Le TAS a officiellement enregistré, le 25 mars, l’appel déposé par la FSF contre la CAF et la FRMF. Conformément aux règles procédurales en vigueur, la partie appelante dispose de vingt jours pour déposer son mémoire d’appel, détaillant ses arguments juridiques. Les parties défenderesses bénéficient ensuite d’un délai identique pour y répondre.

illustration du litige autour de la finale de la CAN 2025

La FSF a demandé une suspension de la procédure, ce qui empêche pour l’instant le TAS de fixer un calendrier précis ou de planifier une audience éventuelle.

D’après des informations internes, la FRMF prépare un dossier juridique robuste, élaboré avec rigueur et sérénité. L’instance marocaine affiche une confiance marquée quant à l’issue de cette procédure.

Le TAS, garant d’une résolution équitable et rapide

Matthieu Reeb, directeur général du TAS, a souligné : « Le TAS dispose de tous les outils nécessaires pour trancher ce type de litiges, avec l’intervention d’arbitres spécialisés et indépendants. Nous comprenons l’impatience des équipes et des supporters à obtenir une décision définitive. Notre objectif est de mener cette procédure dans les meilleurs délais, tout en assurant un procès équitable à chaque partie. »

Les origines du conflit autour de la finale de la CAN 2025

La FSF conteste la décision rendue le 17 mars par le Jury d’appel de la CAF, qui a validé la victoire sur tapis vert du Maroc en finale. Cette décision fait suite à un recours introduit par la FRMF, s’appuyant sur les articles 82 et 84 du règlement de la compétition.
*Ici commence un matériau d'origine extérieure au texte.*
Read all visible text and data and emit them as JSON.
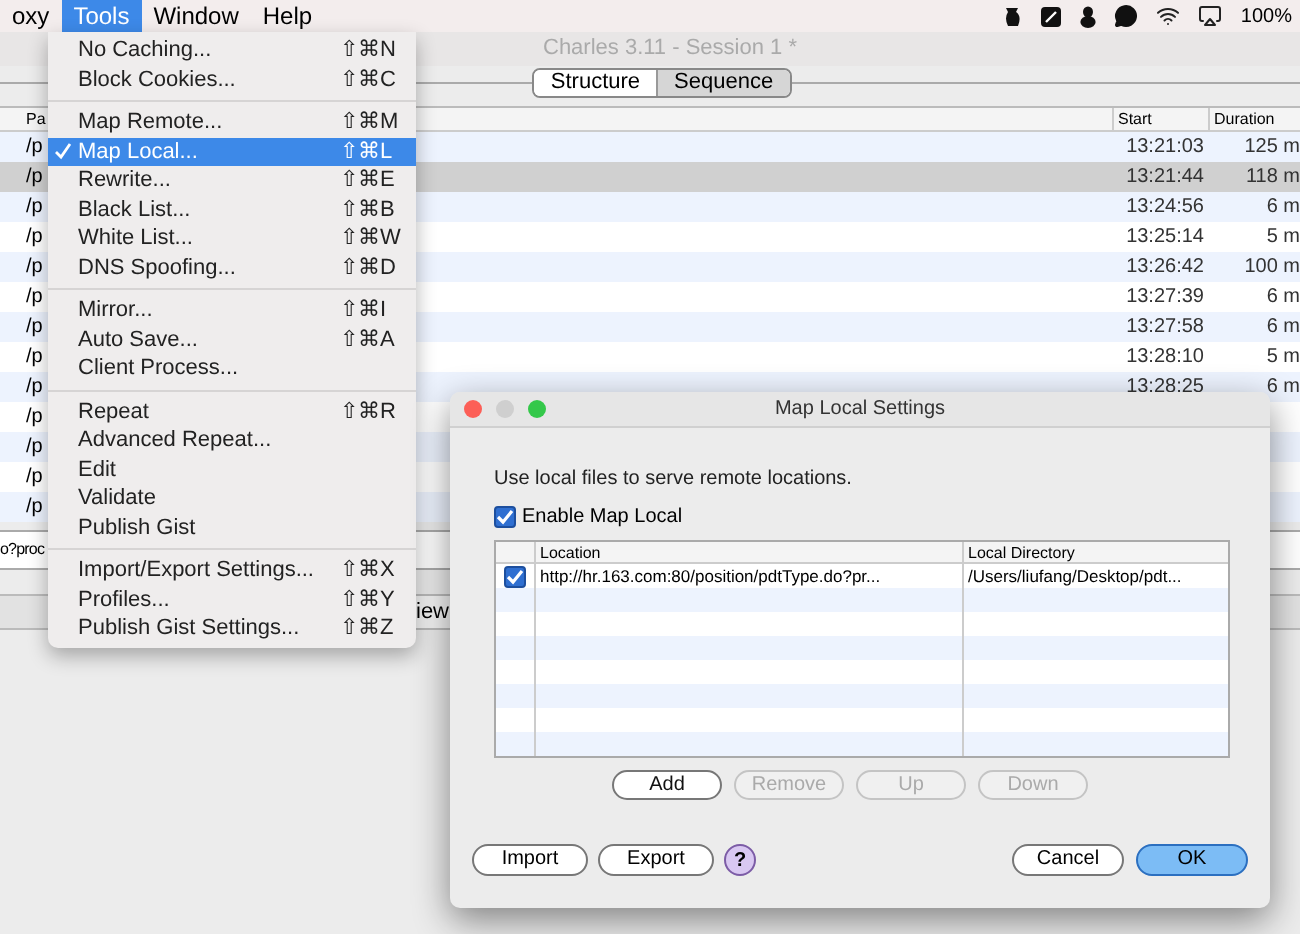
{
  "menubar": {
    "items": [
      {
        "label": "oxy",
        "selected": false
      },
      {
        "label": "Tools",
        "selected": true
      },
      {
        "label": "Window",
        "selected": false
      },
      {
        "label": "Help",
        "selected": false
      }
    ],
    "battery": "100%"
  },
  "window": {
    "title": "Charles 3.11 - Session 1 *"
  },
  "view_tabs": [
    {
      "label": "Structure",
      "selected": false
    },
    {
      "label": "Sequence",
      "selected": true
    }
  ],
  "table": {
    "columns": [
      "Pa",
      "Start",
      "Duration"
    ],
    "rows": [
      {
        "path": "/p",
        "start": "13:21:03",
        "duration": "125 m",
        "selected": false
      },
      {
        "path": "/p",
        "start": "13:21:44",
        "duration": "118 m",
        "selected": true
      },
      {
        "path": "/p",
        "start": "13:24:56",
        "duration": "6 m",
        "selected": false
      },
      {
        "path": "/p",
        "start": "13:25:14",
        "duration": "5 m",
        "selected": false
      },
      {
        "path": "/p",
        "start": "13:26:42",
        "duration": "100 m",
        "selected": false
      },
      {
        "path": "/p",
        "start": "13:27:39",
        "duration": "6 m",
        "selected": false
      },
      {
        "path": "/p",
        "start": "13:27:58",
        "duration": "6 m",
        "selected": false
      },
      {
        "path": "/p",
        "start": "13:28:10",
        "duration": "5 m",
        "selected": false
      },
      {
        "path": "/p",
        "start": "13:28:25",
        "duration": "6 m",
        "selected": false
      },
      {
        "path": "/p",
        "selected": false
      },
      {
        "path": "/p",
        "selected": false
      },
      {
        "path": "/p",
        "selected": false
      },
      {
        "path": "/p",
        "selected": false
      }
    ]
  },
  "filter_field": {
    "value": "o?proc"
  },
  "bottom_tab": {
    "label": "iew"
  },
  "tools_menu": {
    "groups": [
      [
        {
          "label": "No Caching...",
          "shortcut": "⇧⌘N",
          "checked": false,
          "selected": false
        },
        {
          "label": "Block Cookies...",
          "shortcut": "⇧⌘C",
          "checked": false,
          "selected": false
        }
      ],
      [
        {
          "label": "Map Remote...",
          "shortcut": "⇧⌘M",
          "checked": false,
          "selected": false
        },
        {
          "label": "Map Local...",
          "shortcut": "⇧⌘L",
          "checked": true,
          "selected": true
        },
        {
          "label": "Rewrite...",
          "shortcut": "⇧⌘E",
          "checked": false,
          "selected": false
        },
        {
          "label": "Black List...",
          "shortcut": "⇧⌘B",
          "checked": false,
          "selected": false
        },
        {
          "label": "White List...",
          "shortcut": "⇧⌘W",
          "checked": false,
          "selected": false
        },
        {
          "label": "DNS Spoofing...",
          "shortcut": "⇧⌘D",
          "checked": false,
          "selected": false
        }
      ],
      [
        {
          "label": "Mirror...",
          "shortcut": "⇧⌘I",
          "checked": false,
          "selected": false
        },
        {
          "label": "Auto Save...",
          "shortcut": "⇧⌘A",
          "checked": false,
          "selected": false
        },
        {
          "label": "Client Process...",
          "checked": false,
          "selected": false
        }
      ],
      [
        {
          "label": "Repeat",
          "shortcut": "⇧⌘R",
          "checked": false,
          "selected": false
        },
        {
          "label": "Advanced Repeat...",
          "checked": false,
          "selected": false
        },
        {
          "label": "Edit",
          "checked": false,
          "selected": false
        },
        {
          "label": "Validate",
          "checked": false,
          "selected": false
        },
        {
          "label": "Publish Gist",
          "checked": false,
          "selected": false
        }
      ],
      [
        {
          "label": "Import/Export Settings...",
          "shortcut": "⇧⌘X",
          "checked": false,
          "selected": false
        },
        {
          "label": "Profiles...",
          "shortcut": "⇧⌘Y",
          "checked": false,
          "selected": false
        },
        {
          "label": "Publish Gist Settings...",
          "shortcut": "⇧⌘Z",
          "checked": false,
          "selected": false
        }
      ]
    ]
  },
  "dialog": {
    "title": "Map Local Settings",
    "description": "Use local files to serve remote locations.",
    "enable": {
      "label": "Enable Map Local",
      "checked": true
    },
    "columns": [
      "Location",
      "Local Directory"
    ],
    "rows": [
      {
        "checked": true,
        "location": "http://hr.163.com:80/position/pdtType.do?pr...",
        "directory": "/Users/liufang/Desktop/pdt..."
      }
    ],
    "list_buttons": [
      {
        "label": "Add",
        "disabled": false
      },
      {
        "label": "Remove",
        "disabled": true
      },
      {
        "label": "Up",
        "disabled": true
      },
      {
        "label": "Down",
        "disabled": true
      }
    ],
    "left_buttons": [
      {
        "label": "Import"
      },
      {
        "label": "Export"
      }
    ],
    "help": "?",
    "right_buttons": [
      {
        "label": "Cancel",
        "default": false
      },
      {
        "label": "OK",
        "default": true
      }
    ]
  }
}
Le 18 janvier, lors du match final, les joueurs sénégalais avaient quitté la pelouse pendant seize minutes, sur ordre de leur entraîneur Pape Thiaw, en protestation contre un penalty accordé au Maroc en fin de partie.

Initialement, le Sénégal s’était imposé grâce à un but de Pape Gueye à la 94e minute, avant que la décision du 17 mars ne vienne bouleverser le résultat de la rencontre.